Capgemini takes Google seriously as a business software provider; maybe more CIOs should, tooA few weeks ago I wrote a blog about a report by The Burton Group that questioned the readiness of Google's software-as-a-service suite of tools for enterprise use. That report, entitled "Google Apps in the Enterprise: A Promotion-Enhancing or Career-Limiting Move for Enterprise Architects?", pointed out that there are limitations to Google's software that CIOs might find, well, limiting.

The blog I wrote questioned CIOs' readiness to embrace Google as a strategic enterprise partner. I mentioned that I had talked with very few CIOs who seemed eager to cast their companies' fates with the search giant, as appealing as Google's low-cost software service might be.

Since that time, Google has tapped Capgemini as an enterprise partner for its high-end suite, Google Apps Premier Edition. Capgemini will offer the Google online software suite, which includes word processing, spreadsheets, customizable home pages, e-mail, chat, and calendar apps, to its desktop outsourcing customers. Capgemini says it's not looking to transition its outsourcing customers from Microsoft Office to Google Apps, and the two may be complementary, according to a story by my colleague Mary Hayes Weier. Google has some big names using its suite, such as General Electric, L'Oreal, and Procter & Gamble.

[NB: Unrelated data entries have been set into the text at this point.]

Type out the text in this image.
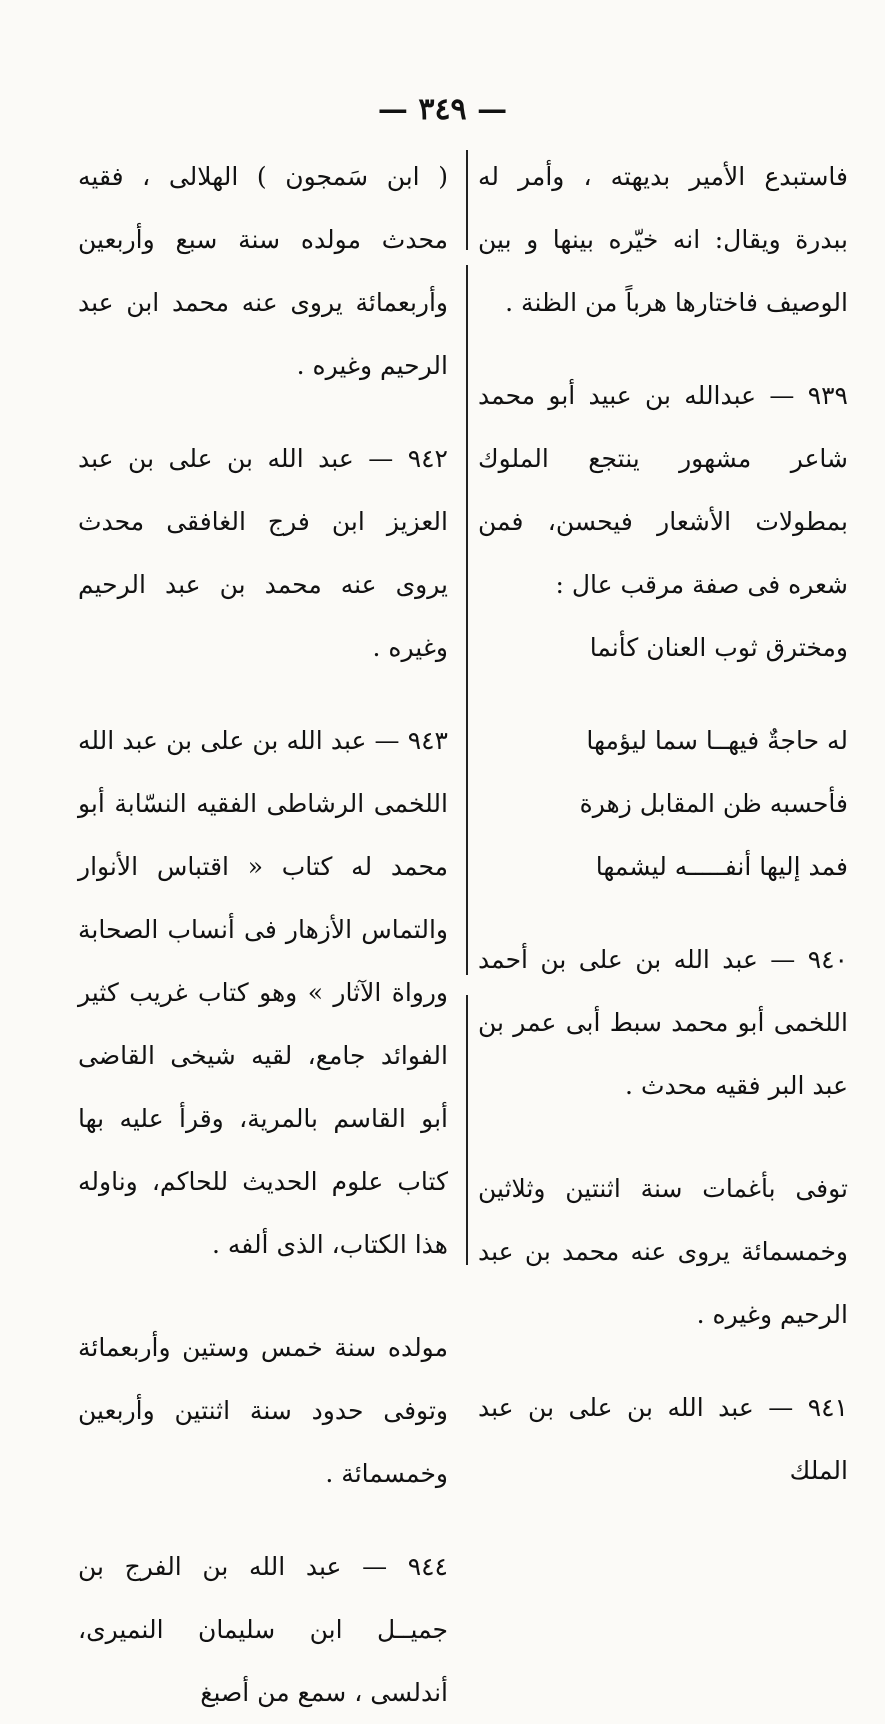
— ٣٤٩ —

فاستبدع الأمير بديهته ، وأمر له ببدرة ويقال: انه خيّره بينها و بين الوصيف فاختارها هرباً من الظنة .

٩٣٩ — عبدالله بن عبيد أبو محمد شاعر مشهور ينتجع الملوك بمطولات الأشعار فيحسن، فمن شعره فى صفة مرقب عال :

ومخترق ثوب العنان كأنما

له حاجةٌ فيهــا سما ليؤمها

فأحسبه ظن المقابل زهرة

فمد إليها أنفـــــه ليشمها

٩٤٠ — عبد الله بن على بن أحمد اللخمى أبو محمد سبط أبى عمر بن عبد البر فقيه محدث .

توفى بأغمات سنة اثنتين وثلاثين وخمسمائة يروى عنه محمد بن عبد الرحيم وغيره .

٩٤١ — عبد الله بن على بن عبد الملك

( ابن سَمجون ) الهلالى ، فقيه محدث مولده سنة سبع وأربعين وأربعمائة يروى عنه محمد ابن عبد الرحيم وغيره .

٩٤٢ — عبد الله بن على بن عبد العزيز ابن فرج الغافقى محدث يروى عنه محمد بن عبد الرحيم وغيره .

٩٤٣ — عبد الله بن على بن عبد الله اللخمى الرشاطى الفقيه النسّابة أبو محمد له كتاب « اقتباس الأنوار والتماس الأزهار فى أنساب الصحابة ورواة الآثار » وهو كتاب غريب كثير الفوائد جامع، لقيه شيخى القاضى أبو القاسم بالمرية، وقرأ عليه بها كتاب علوم الحديث للحاكم، وناوله هذا الكتاب، الذى ألفه .

مولده سنة خمس وستين وأربعمائة وتوفى حدود سنة اثنتين وأربعين وخمسمائة .

٩٤٤ — عبد الله بن الفرج بن جميــل ابن سليمان النميرى، أندلسى ، سمع من أصبغ
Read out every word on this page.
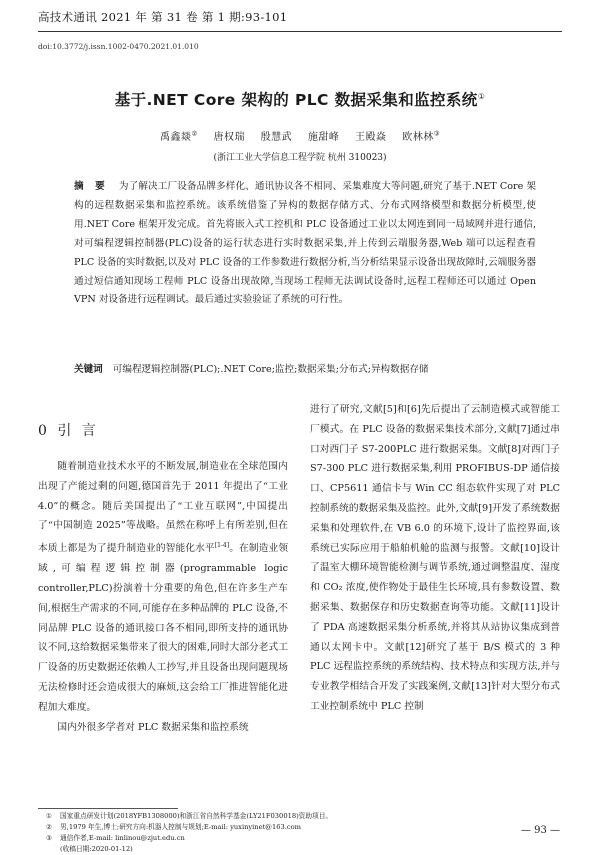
高技术通讯 2021 年 第 31 卷 第 1 期:93-101
doi:10.3772/j.issn.1002-0470.2021.01.010
基于.NET Core 架构的 PLC 数据采集和监控系统①
禹鑫燚② 唐权瑞 殷慧武 施甜峰 王殿焱 欧林林③
(浙江工业大学信息工程学院 杭州 310023)
摘 要 为了解决工厂设备品牌多样化、通讯协议各不相同、采集难度大等问题,研究了基于.NET Core 架构的远程数据采集和监控系统。该系统借鉴了异构的数据存储方式、分布式网络模型和数据分析模型,使用.NET Core 框架开发完成。首先将嵌入式工控机和 PLC 设备通过工业以太网连到同一局域网并进行通信,对可编程逻辑控制器(PLC)设备的运行状态进行实时数据采集,并上传到云端服务器,Web 端可以远程查看 PLC 设备的实时数据,以及对 PLC 设备的工作参数进行数据分析,当分析结果显示设备出现故障时,云端服务器通过短信通知现场工程师 PLC 设备出现故障,当现场工程师无法调试设备时,远程工程师还可以通过 Open VPN 对设备进行远程调试。最后通过实验验证了系统的可行性。
关键词 可编程逻辑控制器(PLC);.NET Core;监控;数据采集;分布式;异构数据存储
0 引 言

随着制造业技术水平的不断发展,制造业在全球范围内出现了产能过剩的问题,德国首先于 2011 年提出了“工业 4.0”的概念。随后美国提出了“工业互联网”,中国提出了“中国制造 2025”等战略。虽然在称呼上有所差别,但在本质上都是为了提升制造业的智能化水平[1-4]。在制造业领域,可编程逻辑控制器(programmable logic controller,PLC)扮演着十分重要的角色,但在许多生产车间,根据生产需求的不同,可能存在多种品牌的 PLC 设备,不同品牌 PLC 设备的通讯接口各不相同,即所支持的通讯协议不同,这给数据采集带来了很大的困难,同时大部分老式工厂设备的历史数据还依赖人工抄写,并且设备出现问题现场无法检修时还会造成很大的麻烦,这会给工厂推进智能化进程加大难度。

国内外很多学者对 PLC 数据采集和监控系统

进行了研究,文献[5]和[6]先后提出了云制造模式或智能工厂模式。在 PLC 设备的数据采集技术部分,文献[7]通过串口对西门子 S7-200PLC 进行数据采集。文献[8]对西门子 S7-300 PLC 进行数据采集,利用 PROFIBUS-DP 通信接口、CP5611 通信卡与 Win CC 组态软件实现了对 PLC 控制系统的数据采集及监控。此外,文献[9]开发了系统数据采集和处理软件,在 VB 6.0 的环境下,设计了监控界面,该系统已实际应用于船舶机舱的监测与报警。文献[10]设计了温室大棚环境智能检测与调节系统,通过调整温度、湿度和 CO₂ 浓度,使作物处于最佳生长环境,具有参数设置、数据采集、数据保存和历史数据查询等功能。文献[11]设计了 PDA 高速数据采集分析系统,并将其从站协议集成到普通以太网卡中。文献[12]研究了基于 B/S 模式的 3 种 PLC 远程监控系统的系统结构、技术特点和实现方法,并与专业教学相结合开发了实践案例,文献[13]针对大型分布式工业控制系统中 PLC 控制

① 国家重点研发计划(2018YFB1308000)和浙江省自然科学基金(LY21F030018)资助项目。
② 男,1979 年生,博士;研究方向:机器人控制与规划;E-mail: yuxinyinet@163.com
③ 通信作者,E-mail: linlinou@zjut.edu.cn
(收稿日期:2020-01-12)
— 93 —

Is that enough to push CIOs over the top in taking Google seriously as an enterprise player? Maybe. Google suffers from some of the same concerns CIOs had with Microsoft when it made its first thrusts into the enterprise arena fifteen years ago or so: Are its products functional enough for corporate use? Is it serious about enterprise support? And is its corporate culture compatible with conservative American business?

This latest move is a big step in the right direction. The more enterprise partners Google enlists, like Capgemini, the more serious enterprise CIOs will take their online service offerings.